TL;DR
Four easy changes reduced the total memory usage of Spark’s Node.js backend from 4+ GB to ~360 MB:
- Convert plain data objects to class instances.
- De-duplicate immutable string values.
- Carefully choose how you calculate percentiles.
- Represent timestamps as numbers.
Introduction
After I finished optimizing our database usage, another problem came to our attention: the spark-evaluate service was consuming too much memory. This service periodically processes a large batch of records (measurements).
Here comes the issue: as the Station node network grows, so does the number of measurements submitted each round. In early December 2023, we were evaluating more than 1.5 million measurements every round. Each measurement had around 600 bytes; we had to process 900MB of raw data at once.
We implemented spark-evaluate to keep all data in memory because itwas the fastest way to ship a working version. As we watched the network grow, every now and then, we would receive an email from Fly.io that spark-evaluate crashed on an “out of memory” error. In the current stage, cloud resources are cheaper than engineering efforts, so we fixed these incidents by doubling the memory size of the virtual machine running the service. When we reached the point of 8 GB of RAM not being enough, we decided the situation was no longer sustainable, and the time came to do some engineering work.
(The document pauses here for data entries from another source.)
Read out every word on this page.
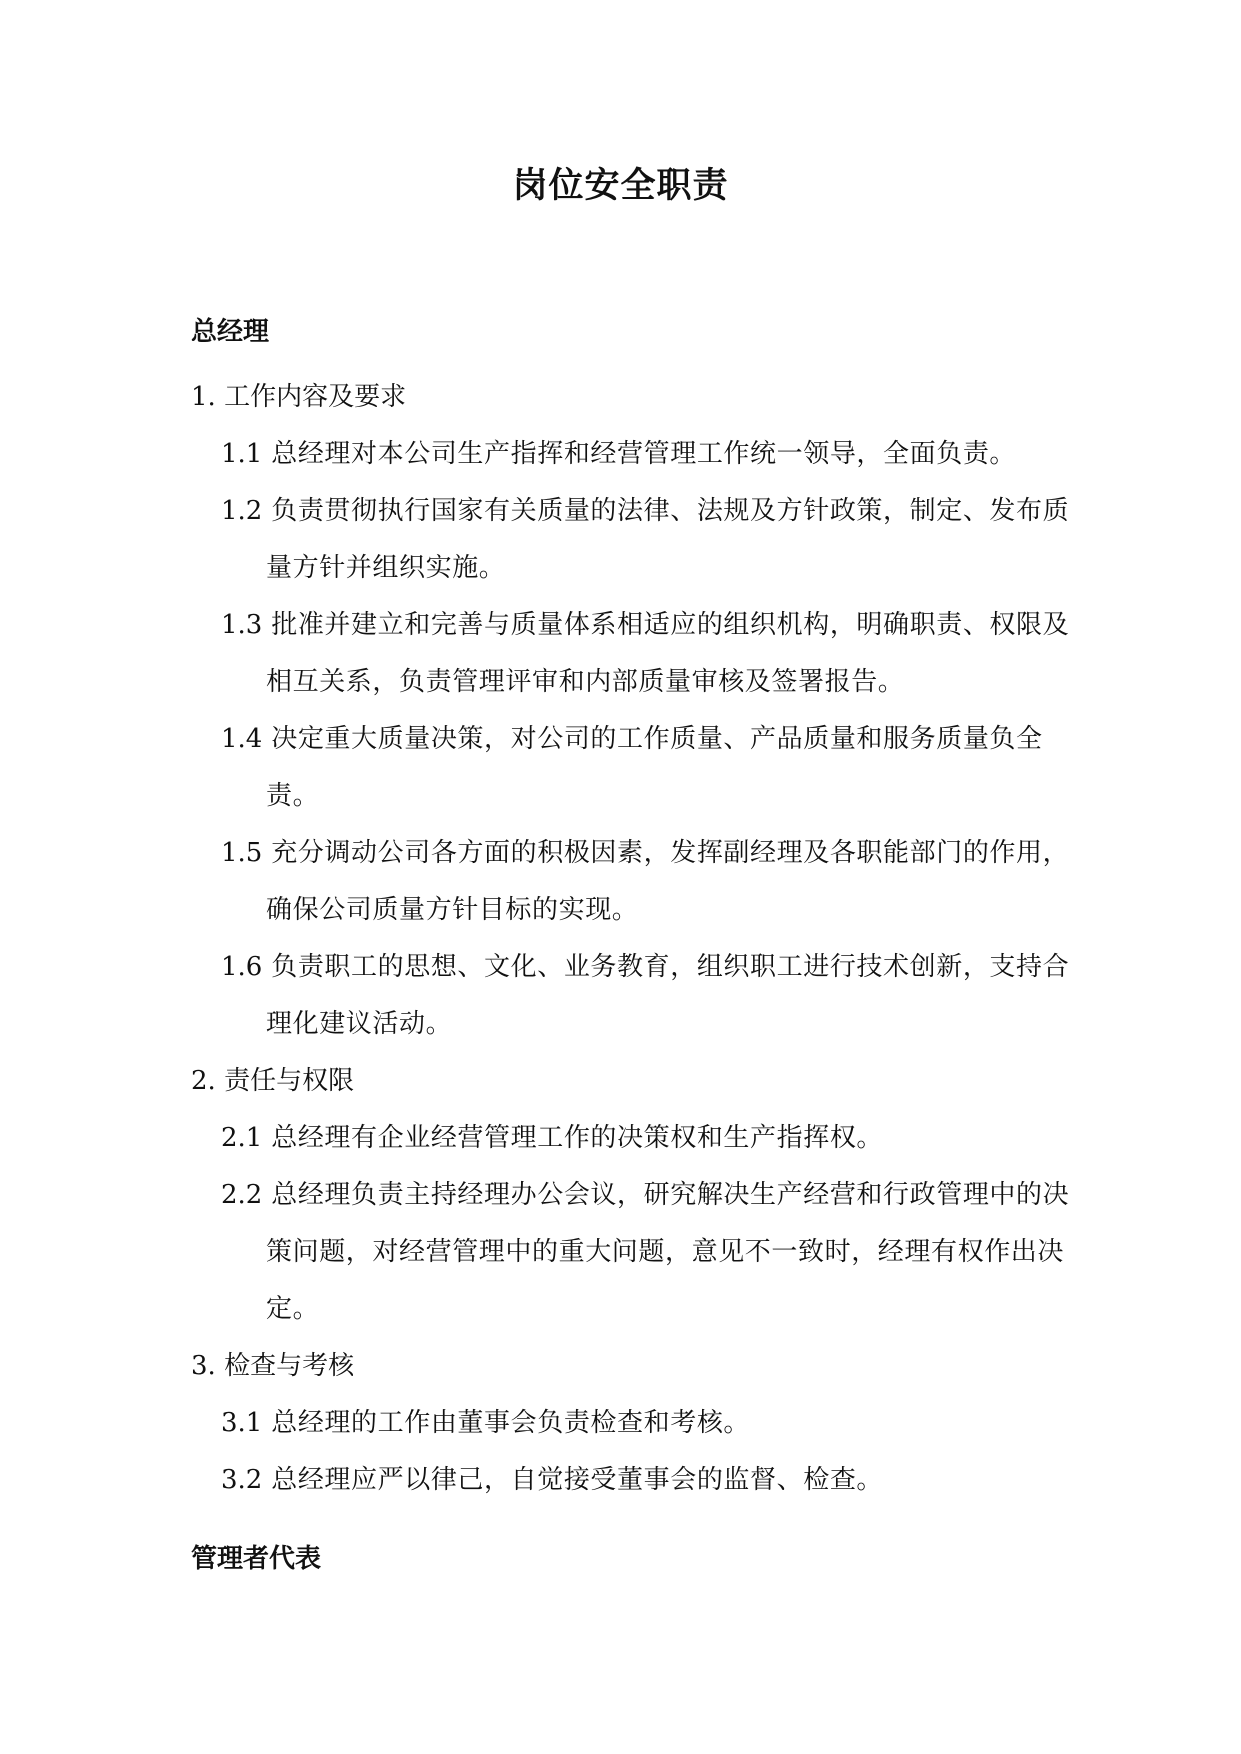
岗位安全职责
总经理

1. 工作内容及要求

1.1 总经理对本公司生产指挥和经营管理工作统一领导，全面负责。

1.2 负责贯彻执行国家有关质量的法律、法规及方针政策，制定、发布质量方针并组织实施。

1.3 批准并建立和完善与质量体系相适应的组织机构，明确职责、权限及相互关系，负责管理评审和内部质量审核及签署报告。

1.4 决定重大质量决策，对公司的工作质量、产品质量和服务质量负全责。

1.5 充分调动公司各方面的积极因素，发挥副经理及各职能部门的作用，确保公司质量方针目标的实现。

1.6 负责职工的思想、文化、业务教育，组织职工进行技术创新，支持合理化建议活动。

2. 责任与权限

2.1 总经理有企业经营管理工作的决策权和生产指挥权。

2.2 总经理负责主持经理办公会议，研究解决生产经营和行政管理中的决策问题，对经营管理中的重大问题，意见不一致时，经理有权作出决定。

3. 检查与考核

3.1 总经理的工作由董事会负责检查和考核。

3.2 总经理应严以律己，自觉接受董事会的监督、检查。

管理者代表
Fortunately, we found a small number of easy changes that significantly reduced our memory usage without any major changes in the implementation, such as offloading the data from memory to the filesystem.
Plain data objects
Spoiler: this change reduced our memory usage by 50%! 😳
My colleague Julian Gruber discovered the first low-hanging fruit: apparently, plain data objects take more memory than class instances. Adding a step to map objects parsed from JSON to instances of a newly introduced Measurement
class reduced our memory usage by 50%.
The original version parsed measurements from JSON and then stored these objects for future evaluations.
const measurements = /* fetch and parse JSON */
const validMeasurements = measurements.map(measurement => {
try {
return {
...measurement,
// additional fields parsed from data
}
} catch (err) {
logger.error('Invalid measurement:', err.message, measurement)
return null
}
})
The new version converts each plain data object into a class instance. The class constructor performs preprocessing, e.g., parsing additional fields.
const measurements = /* fetch and parse JSON */
const validMeasurements = measurements.map(measurement => {
try {
return new Measurement(measurement)
} catch (err) {
logger.error('Invalid measurement:', err.message, measurement)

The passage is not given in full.